We were at 18 weeks. The technician paused, knowing that the secret was already out and confirmed that she was having trouble finding it. Some technicians at smaller clinics can have difficulties with their equipment, others are just less experienced, but an ultrasound technician at Mount Sinai hospital does not make these kinds of mistakes. The doctor was called, the hallway outside the room was asked to be cleared, and we already knew.

Induction was scheduled for Friday morning, two days later, and we arrived at Mount Sinai with a suitcase, extra blankets and pillows, and a Shabbat food package from Bikur Cholim that came complete with electric candles sticks. They didn’t actually work in the end, but the sentiment was nice.

Not all miscarriages are the same. We could have scheduled the procedure for a week and a half later, and it would have been classified as stillbirth. The labour lasted 14 hours, but the pain medication stopped being effective after the first 6 or so. An epidural was ordered and we were transferred to the delivery room. I could hear babies crying in the rooms we passed by as we rolled down the hallway on the gurney. Thankfully, Jamie was far too distracted to hear them. The needle was seconds away, but too late. And minutes later it was over. He arrived and left us in the same moment. Noah Menachem ben Yirmiyahu Lev v’Chaya Bracha z’l.

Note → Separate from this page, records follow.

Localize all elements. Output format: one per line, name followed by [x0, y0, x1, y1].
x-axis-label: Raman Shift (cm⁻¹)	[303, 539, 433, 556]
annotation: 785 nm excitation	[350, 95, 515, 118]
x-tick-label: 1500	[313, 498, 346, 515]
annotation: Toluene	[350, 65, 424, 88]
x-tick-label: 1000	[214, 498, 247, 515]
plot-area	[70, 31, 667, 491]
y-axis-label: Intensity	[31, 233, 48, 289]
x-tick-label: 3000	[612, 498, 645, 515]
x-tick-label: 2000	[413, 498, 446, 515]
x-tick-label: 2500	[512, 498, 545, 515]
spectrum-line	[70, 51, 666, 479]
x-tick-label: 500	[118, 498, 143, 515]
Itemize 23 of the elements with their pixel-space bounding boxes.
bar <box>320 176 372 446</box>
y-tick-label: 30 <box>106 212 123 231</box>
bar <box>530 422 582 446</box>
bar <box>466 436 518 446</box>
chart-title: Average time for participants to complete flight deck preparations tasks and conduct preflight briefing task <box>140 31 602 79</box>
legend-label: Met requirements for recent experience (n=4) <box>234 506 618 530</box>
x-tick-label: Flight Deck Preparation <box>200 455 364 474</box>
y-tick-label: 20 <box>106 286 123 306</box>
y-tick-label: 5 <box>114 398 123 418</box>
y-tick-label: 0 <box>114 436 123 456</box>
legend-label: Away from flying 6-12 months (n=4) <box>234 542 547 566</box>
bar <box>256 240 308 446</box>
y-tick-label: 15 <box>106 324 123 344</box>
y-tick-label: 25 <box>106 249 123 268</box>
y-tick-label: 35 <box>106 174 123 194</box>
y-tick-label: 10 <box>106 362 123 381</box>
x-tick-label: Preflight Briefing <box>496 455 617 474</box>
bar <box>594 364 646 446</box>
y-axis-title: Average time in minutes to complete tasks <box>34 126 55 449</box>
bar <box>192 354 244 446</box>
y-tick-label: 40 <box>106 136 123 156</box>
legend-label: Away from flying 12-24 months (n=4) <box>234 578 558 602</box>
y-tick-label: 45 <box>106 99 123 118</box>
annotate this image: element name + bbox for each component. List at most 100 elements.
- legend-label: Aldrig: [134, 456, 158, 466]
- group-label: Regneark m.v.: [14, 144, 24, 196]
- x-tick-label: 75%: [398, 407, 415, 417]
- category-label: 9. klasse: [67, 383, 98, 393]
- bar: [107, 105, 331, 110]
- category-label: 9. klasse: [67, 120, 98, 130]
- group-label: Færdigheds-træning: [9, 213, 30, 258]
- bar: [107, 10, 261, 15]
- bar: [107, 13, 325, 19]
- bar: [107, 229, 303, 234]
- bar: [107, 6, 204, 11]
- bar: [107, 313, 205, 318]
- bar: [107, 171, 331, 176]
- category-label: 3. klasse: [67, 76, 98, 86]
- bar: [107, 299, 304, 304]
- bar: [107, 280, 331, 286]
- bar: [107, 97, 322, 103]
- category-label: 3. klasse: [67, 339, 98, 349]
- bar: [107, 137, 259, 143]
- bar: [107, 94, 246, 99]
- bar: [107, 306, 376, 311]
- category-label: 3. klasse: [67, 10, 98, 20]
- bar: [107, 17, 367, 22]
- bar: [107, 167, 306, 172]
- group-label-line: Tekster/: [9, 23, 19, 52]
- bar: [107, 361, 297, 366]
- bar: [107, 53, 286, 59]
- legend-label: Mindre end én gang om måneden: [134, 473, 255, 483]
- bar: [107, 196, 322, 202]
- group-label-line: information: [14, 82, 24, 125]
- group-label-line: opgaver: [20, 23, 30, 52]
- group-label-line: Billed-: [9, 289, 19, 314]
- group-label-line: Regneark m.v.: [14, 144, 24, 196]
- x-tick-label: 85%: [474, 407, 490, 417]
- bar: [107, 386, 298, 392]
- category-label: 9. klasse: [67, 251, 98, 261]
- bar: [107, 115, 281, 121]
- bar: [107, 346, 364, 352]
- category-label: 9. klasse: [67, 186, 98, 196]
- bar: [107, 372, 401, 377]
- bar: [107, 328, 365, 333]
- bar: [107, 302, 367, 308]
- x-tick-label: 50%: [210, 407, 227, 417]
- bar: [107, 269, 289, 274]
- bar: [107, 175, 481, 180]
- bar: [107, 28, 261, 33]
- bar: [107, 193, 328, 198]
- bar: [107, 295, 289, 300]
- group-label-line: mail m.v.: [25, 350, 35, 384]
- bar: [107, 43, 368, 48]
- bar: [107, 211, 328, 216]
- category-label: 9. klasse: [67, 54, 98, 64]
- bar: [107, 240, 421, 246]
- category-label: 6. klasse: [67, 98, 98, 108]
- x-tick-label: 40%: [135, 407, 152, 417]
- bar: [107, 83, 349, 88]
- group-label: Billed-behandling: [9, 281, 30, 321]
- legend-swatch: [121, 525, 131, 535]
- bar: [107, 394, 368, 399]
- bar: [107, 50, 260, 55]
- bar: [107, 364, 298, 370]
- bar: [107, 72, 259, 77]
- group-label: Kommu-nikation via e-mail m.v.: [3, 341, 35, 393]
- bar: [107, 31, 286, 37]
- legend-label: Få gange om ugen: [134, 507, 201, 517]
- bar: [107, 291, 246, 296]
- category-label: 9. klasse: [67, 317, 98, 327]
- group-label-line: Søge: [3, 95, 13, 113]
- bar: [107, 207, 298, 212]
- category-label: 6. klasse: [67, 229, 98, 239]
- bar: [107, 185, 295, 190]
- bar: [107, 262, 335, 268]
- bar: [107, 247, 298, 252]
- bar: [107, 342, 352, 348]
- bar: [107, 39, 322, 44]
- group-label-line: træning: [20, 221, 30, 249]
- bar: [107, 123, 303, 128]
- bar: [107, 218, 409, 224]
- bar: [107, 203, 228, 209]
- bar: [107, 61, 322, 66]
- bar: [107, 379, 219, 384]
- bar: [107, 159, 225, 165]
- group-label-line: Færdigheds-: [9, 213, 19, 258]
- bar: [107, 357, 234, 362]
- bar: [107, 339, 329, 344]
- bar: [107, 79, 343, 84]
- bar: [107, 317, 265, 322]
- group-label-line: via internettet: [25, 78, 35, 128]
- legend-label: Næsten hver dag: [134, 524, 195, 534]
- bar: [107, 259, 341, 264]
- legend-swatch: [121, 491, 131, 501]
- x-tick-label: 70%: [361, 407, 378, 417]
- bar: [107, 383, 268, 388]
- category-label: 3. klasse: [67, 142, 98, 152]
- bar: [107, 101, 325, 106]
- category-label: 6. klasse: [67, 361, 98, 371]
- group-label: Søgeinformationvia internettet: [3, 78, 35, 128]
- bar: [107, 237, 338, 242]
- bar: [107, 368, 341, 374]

Jewish tradition has very little to say about situations like this, much like the people around us who understandably struggle to find the right words, themselves. I certainly don’t know. Jamie held him and said goodbye, but I couldn’t. She told me he had her almond shaped eyes, my thin lipped wide mouth, and a clubbed foot just like Jamie had also been born with, but on the other side. But yet our tradition teaches that Noah wasn’t a baby. Though we feel pain and anguish, we are not in mourning. Though we had a casket that I held in my arms, sang to and covered with earth, there was no funeral. Though we sit at home, remembering, sharing stories, receiving the most beautiful messages of comfort and consolation from our friends, family and community, there is no shiva.

We know that our feelings are acknowledged and supported by all those around us, and for that we are so blessed. But the gaping hole in our religious teachings is an emotional pit that is hard not to fall into, and begs questions that I’m not certain that I want to know the answers to. Did Noah have a neshama, a soul? Where is it now? Am I a dad, or am I not? And of course we can have our own opinions, our own imaginings and theories as we plumb the depths of Jewish knowledge, searching for a source that we can use for some small bit of guidance. But, sometimes a parsha just doesn’t quite have what we need. Sometimes, on a leap year, while a new war rages, an ongoing pandemic keeps us apart, rising antisemitism heightens our fears, sometimes the parsha is Vayakhel. And as is the case, all we can do is resort to the only sermon Vayakhel offers us. But unlike Moses, we will not ask for your contributions to stop. Your thoughts and messages are what continues to sustain us through this difficult time in our lives, and we thank you all from the bottom of our hearts.